Okay, well since we're all sharing (this is the funniest blog ever) - am I the only dude who went in the wrong direction, hit a wall and almost ended up with a broke dick? That ish HURTS!!!

But you have to play it off and keep going, but it hurt so bad, my ish went down. Then you have to get off and play it off like you want to kiss or cuddle or something - not stop cuz your dick hurts. Or is that just me? LOL!!

Brooke said...


Well, I can only imagine that it hurts Jay, cuz when y'all go in the wrong direction and hit a wall, we feel it too! Ouch!!!

Rameer "The Circumstance" said...

I seriously nearly choked on a piece of chocolate reading y'all comments...LMMFAO!!!

And Jaz? Ain't nothing wrong with a little facial lovin'...your dude must not have known how to do it right. You don't HAVE to choke or gag in the least...

Where y'all think the terms "impregnate her mouth" and "throat babies" came from? LMMFAO!!

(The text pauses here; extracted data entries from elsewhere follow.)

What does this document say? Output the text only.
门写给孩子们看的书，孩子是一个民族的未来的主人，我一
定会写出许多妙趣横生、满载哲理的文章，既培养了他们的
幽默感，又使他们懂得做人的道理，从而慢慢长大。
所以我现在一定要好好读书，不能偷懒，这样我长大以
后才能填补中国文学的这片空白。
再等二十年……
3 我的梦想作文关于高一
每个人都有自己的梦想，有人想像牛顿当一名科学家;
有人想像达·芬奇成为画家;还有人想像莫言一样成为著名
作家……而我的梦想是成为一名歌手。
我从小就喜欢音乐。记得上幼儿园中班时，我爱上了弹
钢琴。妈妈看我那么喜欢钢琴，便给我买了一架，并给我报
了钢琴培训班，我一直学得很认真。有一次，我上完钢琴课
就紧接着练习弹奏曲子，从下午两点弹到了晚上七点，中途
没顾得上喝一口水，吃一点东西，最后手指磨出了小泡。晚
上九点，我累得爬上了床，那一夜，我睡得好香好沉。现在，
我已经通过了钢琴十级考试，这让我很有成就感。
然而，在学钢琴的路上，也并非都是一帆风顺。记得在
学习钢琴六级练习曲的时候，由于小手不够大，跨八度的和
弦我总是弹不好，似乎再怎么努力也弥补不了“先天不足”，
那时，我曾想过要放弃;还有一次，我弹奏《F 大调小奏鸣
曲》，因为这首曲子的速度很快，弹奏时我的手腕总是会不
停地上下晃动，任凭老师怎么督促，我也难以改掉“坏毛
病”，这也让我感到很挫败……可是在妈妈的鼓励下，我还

Since we all letting out embarrassing stories...when I was a teen, I had a chick orally stimulating me so good, I thought I was seeing angels. She has the crazy suction lock on, too! It was insane. I tried to tell her to stop, calm, down, etc....but she wouldn't, and it felt too good for me to really protest. I knew I couldn't hold it...BLAM!! I don't know what it was, but I blew like Ol' Faithful! She couldn't take it all, and this huge stream of my babies running from her mouth down her chest! She tried to pull me out...but I was still bustin'! I lit her face up rapid-fire like a machine gun!! LMAO!!!

She RAN to the bathroom and wouldn't come out (we were at HER crib). I tried to check on her, but she wouldn't come out. I finally just got up and left...after that, she never really would speak to me again. To this day, I bet if I saw her, she wouldn't really speak.

It didn't help that I told my brother and he called her "Milky" months later when she tried to say something slick to him. She won't speak to him either.

I know it's wrong...but man, that ish was funny as all hell!!

Stef said...


It's bad when you can't take it all, cuz you can choke if you try to swallow it too fast, or you'll mess up your sheets if you spit it out or let it run out your mouth onto your sheets! I don't mind it going down my chest, but you can't let it dry, or it hurts when you try to scrub it off!

Geeque4u said...

@Stef - You are Hilarious!!!!
I am at work and I nearly fell out of my chair reading you comments!! LOL

Stef said...

Well, Brooke started it :)

Oh, and I pee in the shower every morning :)

Brooke said...

I'm just glad I wasn't the only one sharing today. Usually on TMI Tuesday, I'm the only one spilling the beans!

Geeque4u said...

@Stef - Seems like you be getting it in!!!! LOL

annamaria said...

That's true.... I'm still not saying a DAMN thing about me! Lol
Stef u are off the hook!!!!!
And why the heck are u bitches opening ur eyes??? Duh!!!

Brooke said...

I don't get my eye put out cuz I swallow it :) LOL!

Stef said...


I don't get it in as much as I'd like, but when I do, I get it IN! LOL!! These are just stories and things that have happened to me, but not recently :) LOL!


We open our eyes thinking they're DONE! One squirt, maybe two - but its the third one that gets you! LOL! I've since learned my lesson - that was a rookie mistake I made a long time ago! LOL!

Jay said...

Brooke...oh my...you really need to stop ;)

But seriously, I agree with Annamaria, what are y'all lookin at that you get it in your eyes? I don't think I've ever gotten head from a girl who keeps her eyes open while doing that. They don't look at me, nothin! Lol!

Shawn Smith said...

Let's see:

I've been to swinger clubs in Baltimore, New Jersey, DC, and Richmond as well as hosted a few events.

The last few women I have been with have been swallowers.

I don't fart in front of my women. I hate it when I feel one in my sleep and wake up to let one go while in the bed with her. Other than that, I go to different parts of the house to let it go.